Der Krieg als Voraussetzung für die Vernichtung der europäischen Juden kommt nur an einer Stelle zur Sprache, die dafür umso bemerkenswerter ist. Auf der immerwährenden Suche nach Gesprächspartnern traf Canetti, der unter der mangelnden Akzeptanz des Exilanten litt, einen Straßenkehrer: "Er führte ruhig seinen Besen, als ob viel Zeit wäre, stützte sich auf ihn, wenn er eine Pause machte und blickte dann unverrückbar vor sich hin. Er faßte jeden ins Auge, der des Weges daherkam, grüßte aber nur manche. Mit ganz wenigen aber ließ er sich auf Gespräche ein. Er war der, der ansprach, es wäre einem absonderlich vorgekommen, selbst damit zu beginnen, denn seine Tätigkeit als Straßenkehrer hätte bei anderen etwas wie Herablassung hervorrufen können." Alles beeindruckte Canetti an diesem Mann: dessen langsame, artikulierte Sprechweise; die biblischen Vokabeln, die er benutzte; die klugen Fragen, die der Befragte nicht beantworten konnte. "Ich lernte im Lauf einiger Jahre viele Menschen kennen", schreibt Canetti, "die an diesem Orte lebten. Er war der einzige, den ich von ganzem Herzen liebte. Eines Tages, als man das Schrecklichste erfahren hatte, diesmal in Einzelheiten und unwiderlegbar, machte er zwei Schritte auf mich zu, was er noch nie getan hatte und sagte: ,Es tut mir leid, was jetzt Ihren Leuten geschieht', ,your people', sagte er und fügte hinzu: ,Es sind auch meine Leute.'"
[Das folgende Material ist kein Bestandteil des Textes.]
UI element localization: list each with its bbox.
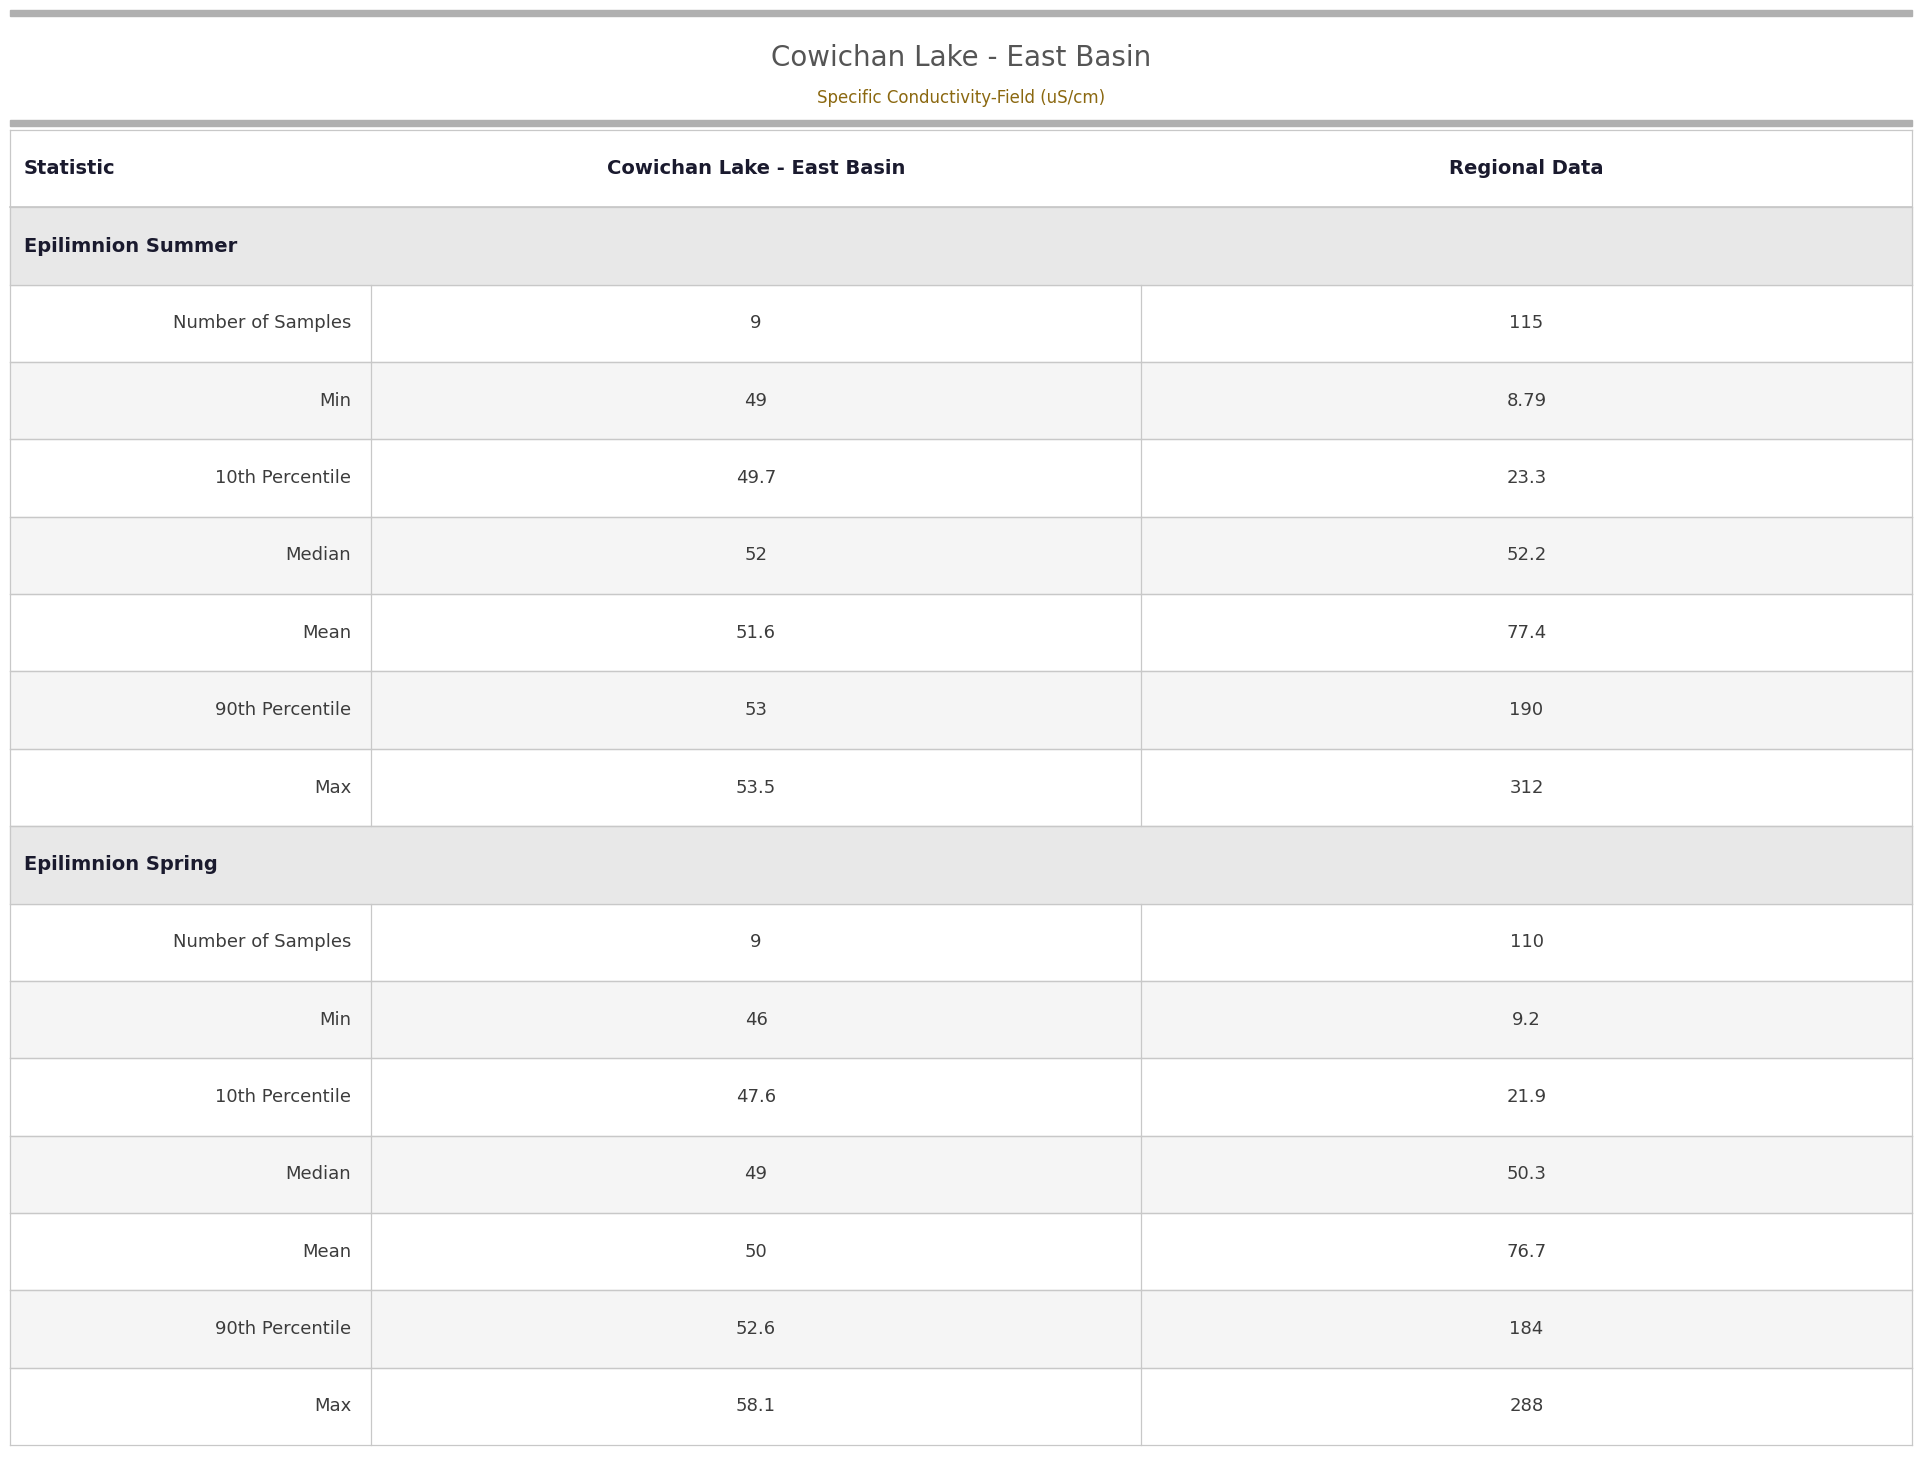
Text: 49.7: 49.7 (736, 469, 776, 488)
Bar (10, 826, 1912, 904)
Text: 58.1: 58.1 (736, 1397, 776, 1415)
Text: 23.3: 23.3 (1507, 469, 1547, 488)
Bar (10, 981, 1912, 1058)
Text: Min: Min (319, 1010, 352, 1028)
Bar (10, 594, 1912, 672)
Bar (10, 1291, 1912, 1368)
Text: 77.4: 77.4 (1507, 623, 1547, 642)
Text: 115: 115 (1509, 314, 1543, 333)
Text: 52.2: 52.2 (1507, 546, 1547, 565)
Text: 50.3: 50.3 (1507, 1165, 1547, 1183)
Text: 53.5: 53.5 (736, 778, 776, 797)
Bar (10, 749, 1912, 826)
Bar (10, 207, 1912, 285)
Text: Max: Max (313, 778, 352, 797)
Bar (10, 10, 1912, 16)
Bar (10, 1213, 1912, 1291)
Text: Cowichan Lake - East Basin: Cowichan Lake - East Basin (771, 44, 1151, 72)
Text: Cowichan Lake - East Basin: Cowichan Lake - East Basin (607, 159, 905, 178)
Text: Mean: Mean (302, 623, 352, 642)
Text: 49: 49 (744, 391, 767, 410)
Text: 10th Percentile: 10th Percentile (215, 1088, 352, 1105)
Text: Max: Max (313, 1397, 352, 1415)
Text: Specific Conductivity-Field (uS/cm): Specific Conductivity-Field (uS/cm) (817, 89, 1105, 107)
Text: 52.6: 52.6 (736, 1320, 776, 1337)
Text: 9: 9 (750, 933, 761, 952)
Bar (10, 672, 1912, 749)
Text: 9.2: 9.2 (1513, 1010, 1541, 1028)
Bar (10, 1368, 1912, 1445)
Text: 312: 312 (1509, 778, 1543, 797)
Bar (10, 120, 1912, 126)
Text: Median: Median (284, 1165, 352, 1183)
Text: Epilimnion Summer: Epilimnion Summer (23, 237, 236, 256)
Text: Epilimnion Spring: Epilimnion Spring (23, 856, 217, 875)
Text: 21.9: 21.9 (1507, 1088, 1547, 1105)
Text: 52: 52 (744, 546, 767, 565)
Text: 9: 9 (750, 314, 761, 333)
Text: 190: 190 (1509, 701, 1543, 720)
Text: Mean: Mean (302, 1242, 352, 1260)
Text: 184: 184 (1509, 1320, 1543, 1337)
Text: Statistic: Statistic (23, 159, 115, 178)
Text: 10th Percentile: 10th Percentile (215, 469, 352, 488)
Text: Regional Data: Regional Data (1449, 159, 1603, 178)
Bar (10, 904, 1912, 981)
Text: Number of Samples: Number of Samples (173, 314, 352, 333)
Text: 90th Percentile: 90th Percentile (215, 701, 352, 720)
Text: Median: Median (284, 546, 352, 565)
Text: Number of Samples: Number of Samples (173, 933, 352, 952)
Text: 47.6: 47.6 (736, 1088, 776, 1105)
Text: 8.79: 8.79 (1507, 391, 1547, 410)
Text: 51.6: 51.6 (736, 623, 776, 642)
Text: 76.7: 76.7 (1507, 1242, 1547, 1260)
Bar (10, 1136, 1912, 1213)
Bar (10, 285, 1912, 362)
Text: 90th Percentile: 90th Percentile (215, 1320, 352, 1337)
Text: 110: 110 (1509, 933, 1543, 952)
Bar (10, 130, 1912, 207)
Text: Min: Min (319, 391, 352, 410)
Bar (10, 517, 1912, 594)
Text: 288: 288 (1509, 1397, 1543, 1415)
Text: 49: 49 (744, 1165, 767, 1183)
Bar (10, 362, 1912, 439)
Bar (10, 1058, 1912, 1136)
Text: 50: 50 (744, 1242, 767, 1260)
Text: 46: 46 (744, 1010, 767, 1028)
Bar (10, 439, 1912, 517)
Text: 53: 53 (744, 701, 767, 720)
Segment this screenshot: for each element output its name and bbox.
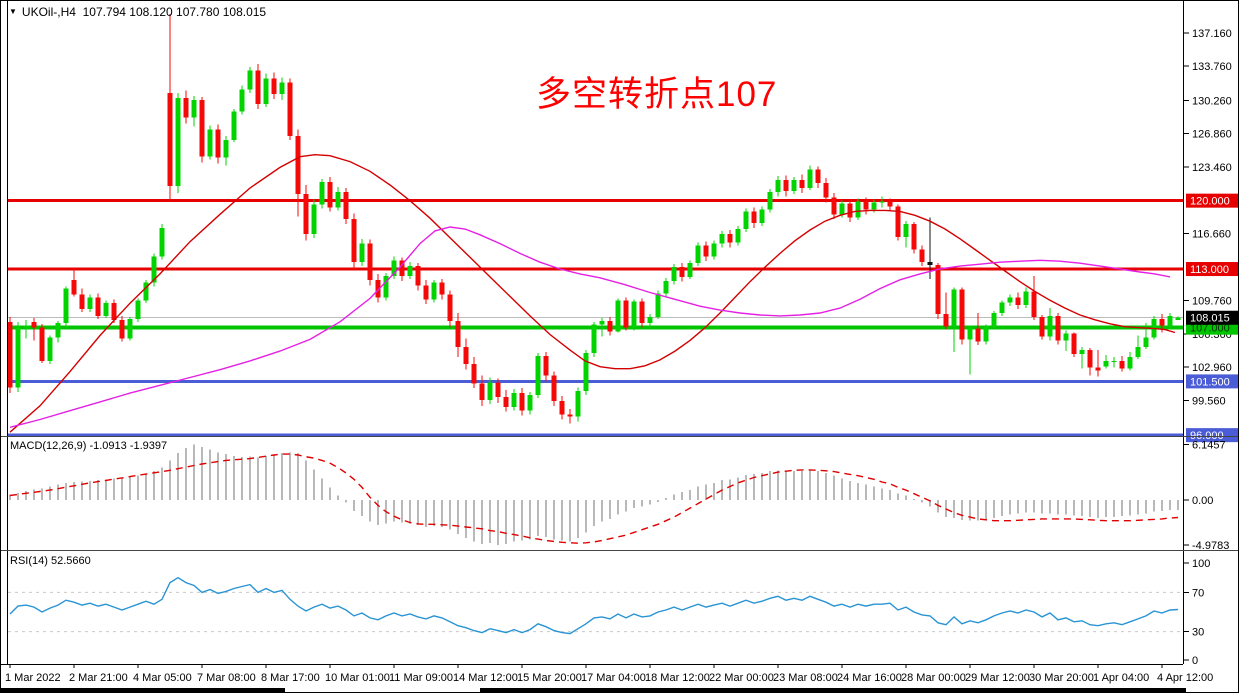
moving-average-magenta <box>9 226 1171 428</box>
svg-text:11 Mar 09:00: 11 Mar 09:00 <box>389 672 453 684</box>
svg-text:29 Mar 12:00: 29 Mar 12:00 <box>965 672 1030 684</box>
svg-text:28 Mar 00:00: 28 Mar 00:00 <box>901 672 966 684</box>
svg-text:116.660: 116.660 <box>1192 228 1231 240</box>
chart-title-text: UKOil-,H4 107.794 108.120 107.780 108.01… <box>21 5 267 19</box>
svg-text:70: 70 <box>1192 587 1204 599</box>
svg-text:30: 30 <box>1192 627 1204 639</box>
symbol-dropdown-arrow-icon[interactable]: ▼ <box>9 7 17 16</box>
svg-text:10 Mar 01:00: 10 Mar 01:00 <box>325 672 390 684</box>
svg-text:22 Mar 00:00: 22 Mar 00:00 <box>709 672 774 684</box>
time-scale[interactable]: 1 Mar 2022 2 Mar 21:00 4 Mar 05:00 7 Mar 08… <box>5 664 1213 684</box>
svg-text:107.000: 107.000 <box>1190 323 1230 335</box>
svg-text:1 Apr 04:00: 1 Apr 04:00 <box>1093 672 1149 684</box>
svg-text:123.460: 123.460 <box>1192 162 1232 174</box>
svg-text:101.500: 101.500 <box>1190 376 1230 388</box>
svg-text:8 Mar 17:00: 8 Mar 17:00 <box>261 672 320 684</box>
svg-text:120.000: 120.000 <box>1190 196 1230 208</box>
macd-indicator-label: MACD(12,26,9) -1.0913 -1.9397 <box>10 440 168 452</box>
rsi-line <box>9 576 1179 635</box>
svg-text:24 Mar 16:00: 24 Mar 16:00 <box>837 672 902 684</box>
svg-text:15 Mar 20:00: 15 Mar 20:00 <box>517 672 582 684</box>
moving-average-red <box>9 153 1176 433</box>
chart-title-bar: ▼ UKOil-,H4 107.794 108.120 107.780 108.0… <box>9 5 266 19</box>
svg-text:6.1457: 6.1457 <box>1192 440 1226 452</box>
svg-text:-4.9783: -4.9783 <box>1192 540 1229 552</box>
svg-text:4 Apr 12:00: 4 Apr 12:00 <box>1157 672 1213 684</box>
svg-text:113.000: 113.000 <box>1190 264 1229 276</box>
svg-text:4 Mar 05:00: 4 Mar 05:00 <box>133 672 192 684</box>
svg-text:137.160: 137.160 <box>1192 28 1232 40</box>
svg-text:99.560: 99.560 <box>1192 395 1226 407</box>
svg-text:126.860: 126.860 <box>1192 129 1232 141</box>
svg-text:1 Mar 2022: 1 Mar 2022 <box>5 672 61 684</box>
svg-text:0: 0 <box>1192 655 1198 667</box>
svg-text:17 Mar 04:00: 17 Mar 04:00 <box>581 672 646 684</box>
svg-text:102.960: 102.960 <box>1192 362 1232 374</box>
svg-text:130.260: 130.260 <box>1192 95 1232 107</box>
svg-text:30 Mar 20:00: 30 Mar 20:00 <box>1029 672 1094 684</box>
rsi-indicator-label: RSI(14) 52.5660 <box>10 555 91 567</box>
svg-text:18 Mar 12:00: 18 Mar 12:00 <box>645 672 710 684</box>
svg-text:108.015: 108.015 <box>1190 313 1230 325</box>
svg-text:0.00: 0.00 <box>1192 495 1213 507</box>
svg-text:14 Mar 12:00: 14 Mar 12:00 <box>453 672 518 684</box>
svg-text:109.760: 109.760 <box>1192 296 1232 308</box>
svg-text:2 Mar 21:00: 2 Mar 21:00 <box>69 672 128 684</box>
svg-text:23 Mar 08:00: 23 Mar 08:00 <box>773 672 838 684</box>
price-scale[interactable]: 137.160 133.760 130.260 126.860 123.460 116.6… <box>1184 28 1238 667</box>
svg-text:100: 100 <box>1192 558 1210 570</box>
svg-text:133.760: 133.760 <box>1192 61 1232 73</box>
svg-text:7 Mar 08:00: 7 Mar 08:00 <box>197 672 256 684</box>
macd-histogram <box>9 444 1179 545</box>
macd-signal-line <box>9 453 1179 544</box>
candlestick-series <box>8 14 1181 424</box>
annotation-label: 多空转折点107 <box>536 75 778 114</box>
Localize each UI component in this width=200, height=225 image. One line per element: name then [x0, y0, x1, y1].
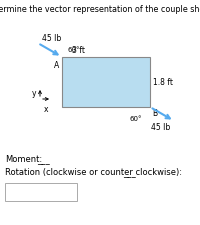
Text: x: x	[44, 105, 48, 113]
Text: 60°: 60°	[68, 47, 80, 53]
Text: ___: ___	[37, 155, 50, 164]
Text: A: A	[54, 61, 59, 70]
Text: B: B	[152, 108, 157, 117]
Text: 60°: 60°	[130, 115, 142, 122]
Text: 3 ft: 3 ft	[72, 46, 85, 55]
Text: 1.8 ft: 1.8 ft	[153, 78, 173, 87]
Text: 45 lb: 45 lb	[151, 122, 170, 131]
Text: Rotation (clockwise or counter clockwise):: Rotation (clockwise or counter clockwise…	[5, 167, 182, 176]
Text: y: y	[32, 89, 36, 98]
Text: 45 lb: 45 lb	[42, 34, 61, 43]
Bar	[62, 58, 150, 108]
Text: Moment:: Moment:	[5, 154, 42, 163]
Bar	[5, 183, 77, 201]
Text: ___: ___	[123, 168, 136, 177]
Text: Determine the vector representation of the couple shown: Determine the vector representation of t…	[0, 5, 200, 14]
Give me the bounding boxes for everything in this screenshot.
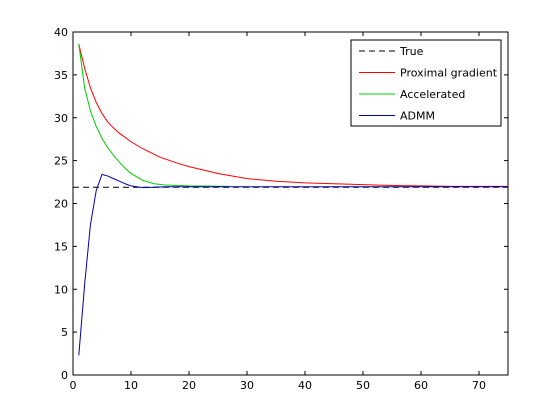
x-tick-label: 50 (356, 379, 370, 392)
y-tick-label: 40 (54, 26, 68, 39)
legend: True Proximal gradient Accelerated ADMM (350, 39, 502, 127)
y-tick-label: 15 (54, 240, 68, 253)
y-tick-label: 20 (54, 198, 68, 211)
x-tick-label: 0 (70, 379, 77, 392)
y-tick-label: 30 (54, 112, 68, 125)
series-line-1 (78, 43, 508, 187)
series-line-3 (78, 173, 508, 356)
y-tick-label: 5 (61, 326, 68, 339)
legend-label-3: ADMM (400, 110, 435, 123)
x-tick-label: 20 (182, 379, 196, 392)
y-tick-label: 10 (54, 283, 68, 296)
legend-label-1: Proximal gradient (400, 67, 498, 80)
series-layer (73, 43, 508, 356)
legend-box (350, 39, 502, 127)
y-tick-label: 0 (61, 369, 68, 382)
y-tick-label: 35 (54, 69, 68, 82)
x-tick-label: 10 (124, 379, 138, 392)
axis-ticks: 0 10 20 30 40 50 60 70 0 5 10 15 20 25 30 35 40 (54, 26, 508, 392)
x-tick-label: 70 (472, 379, 486, 392)
x-tick-label: 30 (240, 379, 254, 392)
x-tick-label: 60 (414, 379, 428, 392)
legend-label-0: True (399, 45, 424, 58)
x-tick-label: 40 (298, 379, 312, 392)
y-tick-label: 25 (54, 155, 68, 168)
series-line-2 (78, 43, 230, 187)
legend-label-2: Accelerated (400, 88, 465, 101)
Oft stehen die von Canetti vorgestellten Menschen aber für weniger ernste Themen. Wie gewohnt frönt er seiner Vorliebe für skurrile Figuren und findet sogar anerkennende Worte für den größten Rhododendron-Kenner der Zeit. Die Erwähnung von derartig vielen Personen, welche die Lektüre des Anmerkungsapparats genauso nötig macht wie jene des kundigen Nachworts, das vom Londoner Germanisten Jeremy Adler stammt, war für Canetti wohl eine Art Exorzismus, wie er zugibt: "Ich will mich vom Überfluß an englischen Figuren befreien. Doch wähle ich nur solche aus, die ich für besonders charakteristisch halte. Ich möchte, daß sie zusammen ein Bild Englands geben, wie es um die Mitte dieses Jahrhunderts war." Einer jener Exzentriker war Arthur Waley, ein bekannter Sinologe und Übersetzer, von dem Canetti vor allem deshalb beeindruckt gewesen ist, weil er seiner Meinung nach der einzige Brite war, der den Roman "Die Blendung" kannte, noch bevor er ins Englische übersetzt worden ist. Als Waley erfuhr, dass das Buch einen Sinologen zum Helden hatte, ließ er ihn sich kommen, und erfuhr, dass dieser Protagonist "über Frauen nicht viel anders dachte als er". Waley habe für die Etablierung einer "Schreckensherrschaft des Urteils" gesorgt. So zertrümmerte er im Vorübergehen - auf einer Party von dieser angesprochen - Veza Canettis Lieblingsdichtung, Goethes "Faust", mit den Worten: "Very bad writing". Da verwundert das folgende Fazit nicht: "Der Hochmut bei Engländern ist so eingefleischt, daß man ihn oft nicht einmal bemerkt. Das sind dann die wahren Hochmuts-Künstler." Die kaum herstellbare Nähe zu den Menschen beschäftigt Canetti wiederholt: "Distanz ist eine Hauptübung der Engländer. Sie kommen einem nicht nah. Sie wollen, sie dürfen einem nicht nahe kommen. Zu ihrem Schutz hüllt sich die Person in Eis. Außen wird alles zurückgespielt. Drinnen friert man."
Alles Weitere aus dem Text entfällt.